Dynamic Strain Aging of Non-ferrous Alloys: Part One
Any strain aging process is heavily dependent on both time and temperature, with temperature for example having a strong influence on solute diffusion and binding energy along with the movement of dislocations.
In contrast to static aging processes, during dynamic strain aging, deformation and aging typically occur simultaneously.
Strain aging occurs when solute atoms are present and they have sufficient diffusivity with comparable dislocation movement. Time and temperature are thus the important determinants of strain aging. Temperature has a strong influence on the diffusion of solutes, on binding energies of solutes, as well as on movement of dislocations, so that rate of aging increases with increasing temperature.
The role of time can have two meanings depending on the rate of aging. If the rate is slow, and aging occurs clearly after deformation, the process is termed static strain aging (SSA). The extent of SSA increases with amount of time passed after deformation. However, if rate of aging is relatively high, aging can occur simultaneously with deformation. Then time has no similar meaning as in SSA. Rather, time corresponds to the rate of deformation. This is called dynamic strain aging (DSA), where deformation rate can be compared to time between loading and reloading in SSA.
Dynamic strain aging (DSA) is a phenomenon in metals and alloys resulted from the interaction between the diffusing solute atoms and the moving dislocation. It has been found that DSA occurs in many alloys during uniaxial tension or compression process. In traditional metal forming process, such as extrusion and rolling, it is difficult to control the DSA process because of the limited deformation time and deformation reduction. By contrast, the DSA process can be effectively controlled during the Sever Plastic Deformation (SPD) by constantly increasing accumulative strains.

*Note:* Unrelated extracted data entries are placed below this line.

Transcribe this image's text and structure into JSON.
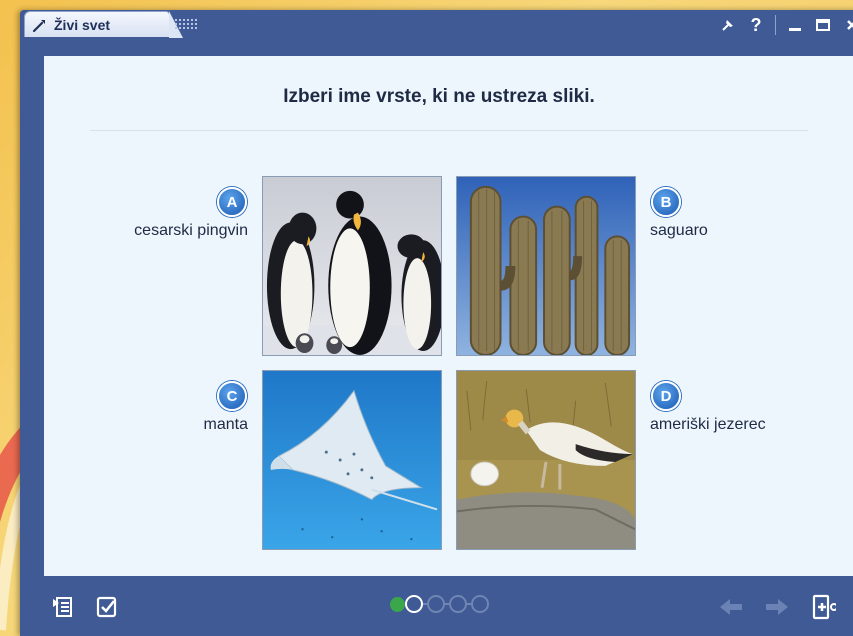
{
  "window": {
    "title": "Živi svet",
    "controls": [
      "pin-icon",
      "help-icon",
      "minimize-icon",
      "maximize-icon",
      "close-icon"
    ],
    "help_label": "?"
  },
  "quiz": {
    "question": "Izberi ime vrste, ki ne ustreza sliki.",
    "options": [
      {
        "letter": "A",
        "label": "cesarski pingvin",
        "image": "emperor-penguins"
      },
      {
        "letter": "B",
        "label": "saguaro",
        "image": "saguaro-cactus"
      },
      {
        "letter": "C",
        "label": "manta",
        "image": "manta-ray"
      },
      {
        "letter": "D",
        "label": "ameriški jezerec",
        "image": "vulture-with-egg"
      }
    ]
  },
  "progress": {
    "total": 5,
    "current": 2,
    "states": [
      "done",
      "current",
      "todo",
      "todo",
      "todo"
    ]
  },
  "colors": {
    "window_frame": "#3f5a94",
    "panel": "#edf5fd",
    "badge": "#2e6fc3",
    "progress_done": "#3aa84a",
    "background": "#f3c14e"
  },
  "toolbar": {
    "left_icons": [
      "list-icon",
      "check-edit-icon"
    ],
    "right_icons": [
      "arrow-left-icon",
      "arrow-right-icon",
      "exit-icon"
    ]
  }
}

Dynamic strain aging (DSA) is one of the hardening mechanisms affecting many materials, which manifests itself by “jerky” or serrated plastic flows and inhomogeneous yielding. These instabilities are referred to as Portevin Le-Chatelier effect, corresponding to temperature dependent strain localisation within a specific range of strain and strain rate as a consequence of DSA. DSA may be attributed to the interaction between diffusing point defects, such as solute atoms and mobile dislocations, during plastic flow. Serrations may be attributed to a repeated snowballing effect of locking and unlocking of dislocations by these defects, leading to heterogeneous deformation with an alternating increase/decrease in plastic activities, despite of a monotonic straining.
The occurrence of dynamic strain aging (DSA) has been extensively studied in many engineering alloys, which are applied in the nuclear power industry. DSA occurs in alloys containing solute atoms which can rapidly and strongly segregate to dislocations during straining. This phenomenon leads to an inhomogeneous plastic flow or serrated yielding during straining at elevated temperatures and results often in a remarkable degradation of mechanical properties. In nickel-base alloys and superalloys interstitial (H and C) and substitutional (Cr) solute atoms are usually responsible for jerky flow.
The aim of H. Hänninen et al investigation was to study the DSA phenomenon in Inconel 600 and 690 alloys and its effects on their mechanical properties. By means of internal friction (IF) technique the investigation of DSA mechanism of Inconel alloys was extended to interstitial atom diffusion.
A series of uniaxial tensile tests was conducted in the laboratory air under axial displacement control with constant cross-head speeds corresponding to initial strain rates of 1×10-3, 1×10-4, 1×10-5 and 1×10-6 s-1. The tests were carried out over a range of temperatures from ambient up to 700°C. All tests were performed in laboratory air. A 25 kN MTS 858 testing machine was used in the tensile tests. Materials were supplied as two metal plates in mill-annealed condition with thickness of about 14 mm for Inconel 600 and 5 mm for Inconel 690. Average grain size of the studied alloys was about 100 μm for Inconel 600 alloy and about 30 μm for Inconel 690 alloy. Materials were cut using water-jet cutting and sparkerosion techniques to form the flat specimens. The specimen surface was polished using SiC emery paper down to 800 grit to remove surface defects and to obtain dimensions of 1.9 × 6 × 32 mm.
Constant elongation rate tensile (CERT) tests were conducted in order to obtain the map of DSA serration appearance depending on strain rate and temperature for commercial grade Inconel 600 and 690 alloys. The effect of DSA on mechanical properties of the studied alloys is also investigated. Typical engineering stress-strain curves obtained at the strain rate of 10-5 s-1 are shown in Figures 1a and 1b.
Figure 1: Engineering stress-strain curves obtained at the strain rate of 10-5 s-1 for Inconel 600 alloy (a and c) and for Inconel 690 alloy (b and d). (c) and (d) present magnified parts of the engineering stress-strain curves showing serration appearance.
DSA serrations are observed in both Inconel alloys in the range of temperatures. It can be seen from Figs. 1 c and d that at strain rate of 10-5 s-1 the DSA range extends from 150 to 600°C.